Open AccessRARRES 3 suppresses breast cancer lung metastasis by regulating adhesion and differentiation
Author(s) -
Morales Mònica,
Arenas Enrique J,
Urosevic Jelena,
Guiu Marc,
Fernández Esther,
Planet Evarist,
Fenwick Robert Bryn,
FernándezRuiz Sonia,
Salvatella Xavier,
Reverter David,
Carracedo Arkaitz,
Massagué Joan,
Gomis Roger R
Publication year - 2014
Publication title -
embo molecular medicine
Language(s) - English
Resource type - Journals
SCImago Journal Rank - 4.923
H-Index - 107
eISSN - 1757-4684
pISSN - 1757-4676
DOI - 10.15252/emmm.201303675
Subject(s) - metastasis , breast cancer , downregulation and upregulation , lung cancer , lung , cancer research , medicine , estrogen receptor , oncology , cancer , pathology , biology , gene , biochemistry
In estrogen receptor‐negative breast cancer patients, metastatic relapse usually occurs in the lung and is responsible for the fatal outcome of the disease. Thus, a better understanding of the biology of metastasis is needed. In particular, biomarkers to identify patients that are at risk of lung metastasis could open the avenue for new therapeutic opportunities.

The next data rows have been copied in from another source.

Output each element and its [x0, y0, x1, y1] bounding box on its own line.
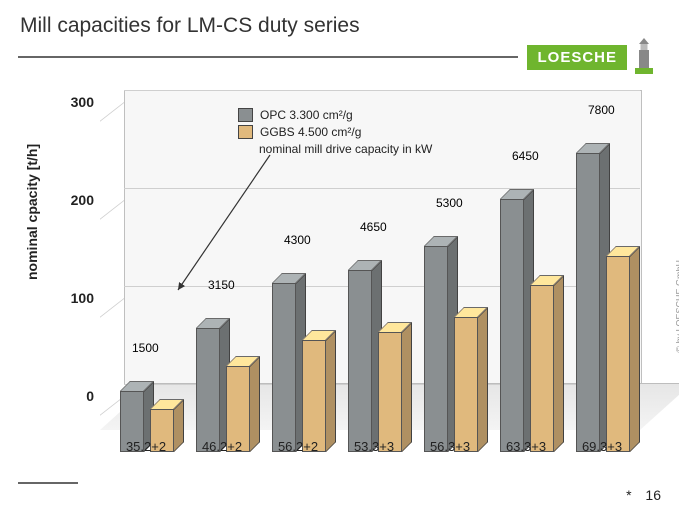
bar-ggbs [606, 256, 630, 452]
bar-ggbs [302, 340, 326, 452]
x-tick-label: 56.2+2 [260, 439, 336, 454]
y-axis-label: nominal cpacity [t/h] [24, 144, 40, 280]
drive-capacity-label: 4650 [360, 220, 387, 234]
bar-opc [576, 153, 600, 452]
drive-capacity-label: 7800 [588, 103, 615, 117]
y-tick-label: 300 [56, 94, 94, 110]
x-tick-label: 53.3+3 [336, 439, 412, 454]
lighthouse-icon [633, 38, 655, 76]
drive-capacity-label: 6450 [512, 149, 539, 163]
chart-legend: OPC 3.300 cm²/g GGBS 4.500 cm²/g nominal… [238, 108, 432, 159]
drive-capacity-label: 4300 [284, 233, 311, 247]
bar-opc [196, 328, 220, 452]
y-tick-label: 0 [56, 388, 94, 404]
footer-divider [18, 482, 78, 484]
legend-note: nominal mill drive capacity in kW [238, 142, 432, 156]
bar-opc [500, 199, 524, 452]
x-tick-label: 35.2+2 [108, 439, 184, 454]
brand-name: LOESCHE [527, 45, 627, 70]
capacity-chart: nominal cpacity [t/h] 0100200300 OPC 3.3… [42, 80, 642, 480]
footnote-asterisk: * [626, 487, 631, 503]
copyright-text: © by LOESCHE GmbH [675, 260, 679, 353]
x-tick-label: 63.3+3 [488, 439, 564, 454]
legend-label: GGBS 4.500 cm²/g [260, 125, 361, 139]
brand-logo: LOESCHE [527, 38, 655, 76]
title-divider [18, 56, 518, 58]
y-tick-label: 100 [56, 290, 94, 306]
bar-opc [348, 270, 372, 452]
legend-swatch [238, 108, 253, 122]
bar-opc [272, 283, 296, 452]
y-tick-label: 200 [56, 192, 94, 208]
page-footer: * 16 [626, 487, 661, 503]
legend-item-opc: OPC 3.300 cm²/g [238, 108, 432, 122]
legend-note-text: nominal mill drive capacity in kW [259, 142, 432, 156]
drive-capacity-label: 3150 [208, 278, 235, 292]
slide-title: Mill capacities for LM-CS duty series [20, 14, 360, 38]
bar-ggbs [454, 317, 478, 452]
bar-opc [424, 246, 448, 452]
bar-ggbs [530, 285, 554, 452]
drive-capacity-label: 5300 [436, 196, 463, 210]
page-number: 16 [645, 487, 661, 503]
x-tick-label: 56.3+3 [412, 439, 488, 454]
legend-item-ggbs: GGBS 4.500 cm²/g [238, 125, 432, 139]
drive-capacity-label: 1500 [132, 341, 159, 355]
plot-area: 0100200300 OPC 3.300 cm²/g GGBS 4.500 cm… [100, 90, 640, 452]
bar-ggbs [378, 332, 402, 452]
x-tick-label: 69.3+3 [564, 439, 640, 454]
legend-label: OPC 3.300 cm²/g [260, 108, 353, 122]
x-tick-label: 46.2+2 [184, 439, 260, 454]
legend-swatch [238, 125, 253, 139]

Here we characterize the biological activity of RARRES 3 , a new metastasis suppressor gene whose reduced expression in the primary breast tumors identifies a subgroup of patients more likely to develop lung metastasis. We show that RARRES 3 downregulation engages metastasis‐initiating capabilities by facilitating adhesion of the tumor cells to the lung parenchyma. In addition, impaired tumor cell differentiation due to the loss of RARRES 3 phospholipase A 1/ A 2 activity also contributes to lung metastasis. Our results establish RARRES 3 downregulation as a potential biomarker to identify patients at high risk of lung metastasis who might benefit from a differentiation treatment in the adjuvant programme.